Another methodological issue that may also have played an important part in creating under-estimation of prevalence in the ESEMeD surveys involves fundamental survey conditions. Four fundamental survey conditions of the ESEMeD surveys are especially relevant here. First, the ESEMeD interviews were both longer (an average administration time of about two hours) and much more variable in length (ranging between forty-five minutes for a respondent who denied all diagnostic stem questions to as much as four hours for a respondent who endorsed all the stem questions and had a complex psychiatric history) than the typical market research interviews that the professional interviewers who conducted the ESEMeD surveys were used to carrying out. Second, the interviewers were paid by the interview rather than by the hour and generally did not receive any additional compensation for a long interview. Third, the stem-branch structure of the CIDI creates an opportunity for interviewers to guarantee that the interview will be short merely by entering negative responses to the small number of diagnostic stem questions that guide the interview skip logic. Bias of this sort can occur either by interviewers consciously entering negative responses even when respondents answer the stem questions affirmatively or by more subtle methods that involve using voice tone or speed of reading the questions or incorrect use of the feedback probes to induce negative responses to the stem questions. Fourth, the interviewer quality control procedures used in the ESEMeD surveys did not adequately guard against this type of downward recording bias. The required controls include supervisor monitoring of the clock in the computerized software used to administer the ESEMeD interviews to make sure that diagnostic stem questions were not rushed through and supervisor telephone recontact of a high proportion of respondents shortly after the completion of their interviews to repeat diagnostic stem questions and make sure that positive responses were correctly elicited and accurately recorded. It should be noted that the ESEMeD investigators specifically contracted survey firms that had carried out surveys with similar quality control requirements, but the firms did not implement these procedures with the rigor required to prevent bias.
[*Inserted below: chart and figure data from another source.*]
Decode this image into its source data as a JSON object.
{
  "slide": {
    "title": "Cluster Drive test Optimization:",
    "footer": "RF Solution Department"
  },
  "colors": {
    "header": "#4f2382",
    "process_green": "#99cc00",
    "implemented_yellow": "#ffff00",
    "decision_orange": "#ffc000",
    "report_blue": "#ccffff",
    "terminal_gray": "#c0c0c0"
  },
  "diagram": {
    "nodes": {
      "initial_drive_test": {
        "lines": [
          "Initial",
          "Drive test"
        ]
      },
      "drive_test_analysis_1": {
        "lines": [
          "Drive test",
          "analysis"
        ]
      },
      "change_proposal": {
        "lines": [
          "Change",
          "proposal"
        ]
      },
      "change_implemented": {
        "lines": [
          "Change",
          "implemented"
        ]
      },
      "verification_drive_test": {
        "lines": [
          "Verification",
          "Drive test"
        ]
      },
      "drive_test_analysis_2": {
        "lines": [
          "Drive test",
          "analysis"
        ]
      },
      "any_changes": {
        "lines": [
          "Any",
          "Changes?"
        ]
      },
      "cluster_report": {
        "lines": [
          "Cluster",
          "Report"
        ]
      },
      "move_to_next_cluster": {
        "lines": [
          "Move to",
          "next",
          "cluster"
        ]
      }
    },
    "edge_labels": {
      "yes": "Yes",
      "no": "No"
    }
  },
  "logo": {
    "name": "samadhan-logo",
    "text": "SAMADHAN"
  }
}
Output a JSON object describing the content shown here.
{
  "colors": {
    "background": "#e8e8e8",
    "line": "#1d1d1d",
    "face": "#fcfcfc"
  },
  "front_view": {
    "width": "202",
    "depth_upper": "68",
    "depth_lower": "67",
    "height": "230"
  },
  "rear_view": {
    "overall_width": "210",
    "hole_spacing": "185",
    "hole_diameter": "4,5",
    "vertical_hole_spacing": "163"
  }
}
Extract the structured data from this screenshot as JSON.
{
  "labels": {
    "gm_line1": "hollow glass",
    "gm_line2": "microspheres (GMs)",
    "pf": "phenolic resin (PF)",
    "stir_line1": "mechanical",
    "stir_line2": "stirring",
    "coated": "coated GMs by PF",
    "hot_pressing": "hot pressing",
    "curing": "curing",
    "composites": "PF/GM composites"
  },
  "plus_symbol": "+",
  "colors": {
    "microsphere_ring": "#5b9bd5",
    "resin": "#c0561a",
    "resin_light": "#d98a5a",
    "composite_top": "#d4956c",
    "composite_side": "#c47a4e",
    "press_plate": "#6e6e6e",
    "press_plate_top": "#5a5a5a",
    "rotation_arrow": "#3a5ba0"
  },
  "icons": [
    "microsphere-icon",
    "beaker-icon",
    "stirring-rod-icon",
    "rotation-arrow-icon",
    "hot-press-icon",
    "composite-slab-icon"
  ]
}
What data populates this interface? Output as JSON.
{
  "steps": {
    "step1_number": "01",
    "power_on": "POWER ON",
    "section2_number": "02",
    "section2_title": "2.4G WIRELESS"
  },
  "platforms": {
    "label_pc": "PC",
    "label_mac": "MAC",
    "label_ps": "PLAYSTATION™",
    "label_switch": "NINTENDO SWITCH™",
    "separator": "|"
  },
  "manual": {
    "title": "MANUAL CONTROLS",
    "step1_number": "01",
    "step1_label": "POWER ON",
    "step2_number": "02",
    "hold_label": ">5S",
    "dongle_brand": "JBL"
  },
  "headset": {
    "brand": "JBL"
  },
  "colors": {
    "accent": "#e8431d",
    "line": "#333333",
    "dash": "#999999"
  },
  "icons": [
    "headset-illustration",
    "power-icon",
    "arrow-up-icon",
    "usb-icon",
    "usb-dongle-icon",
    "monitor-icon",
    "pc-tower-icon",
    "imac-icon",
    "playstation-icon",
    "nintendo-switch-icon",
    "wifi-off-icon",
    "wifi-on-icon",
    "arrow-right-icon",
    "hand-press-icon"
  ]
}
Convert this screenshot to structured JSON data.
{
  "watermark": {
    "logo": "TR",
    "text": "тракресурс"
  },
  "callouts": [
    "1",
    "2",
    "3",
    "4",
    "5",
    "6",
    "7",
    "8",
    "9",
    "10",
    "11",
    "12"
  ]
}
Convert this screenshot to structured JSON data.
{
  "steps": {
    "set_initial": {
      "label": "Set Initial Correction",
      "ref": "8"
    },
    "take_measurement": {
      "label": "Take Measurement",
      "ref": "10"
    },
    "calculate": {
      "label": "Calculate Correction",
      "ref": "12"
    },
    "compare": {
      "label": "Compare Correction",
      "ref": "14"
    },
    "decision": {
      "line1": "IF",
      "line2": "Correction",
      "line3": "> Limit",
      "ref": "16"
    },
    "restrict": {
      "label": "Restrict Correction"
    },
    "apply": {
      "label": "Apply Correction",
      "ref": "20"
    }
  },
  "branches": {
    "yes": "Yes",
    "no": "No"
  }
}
Preliminary data files only became available to the ESEMeD coordinating center in Spain midway through the completion of the data collection. Staff of the coordinating center immediately detected problems of the sort described in the last paragraph when they were able to inspect the data. The ESEMeD committee made truly heroic efforts to correct the most egregious of these problems, including discarding a nearly complete survey in one country, based on evidence that an interviewer was cheating, and conducting the survey afresh with new fundamental survey conditions designed to prevent a repeat of the same problems. However, it must be acknowledged that there is no foolproof method of guarding against subtle forms of these problems when interviewers have financial disincentives for long interviews. The only truly foolproof method to deal with this problem is to pay interviewers in a way that removes any incentive to decrease the duration of the interview. Paying interviewers by the hour or providing a financial bonus for long interviews over and above a per-interview payment are the two most reasonable approaches of this sort. ESEMeD used the second of these methods in some countries once it became clear that downward bias was a serious problem. It is almost certainly the case, though, that some residual downward bias remains in the data, although we have no way of knowing how large this bias might be.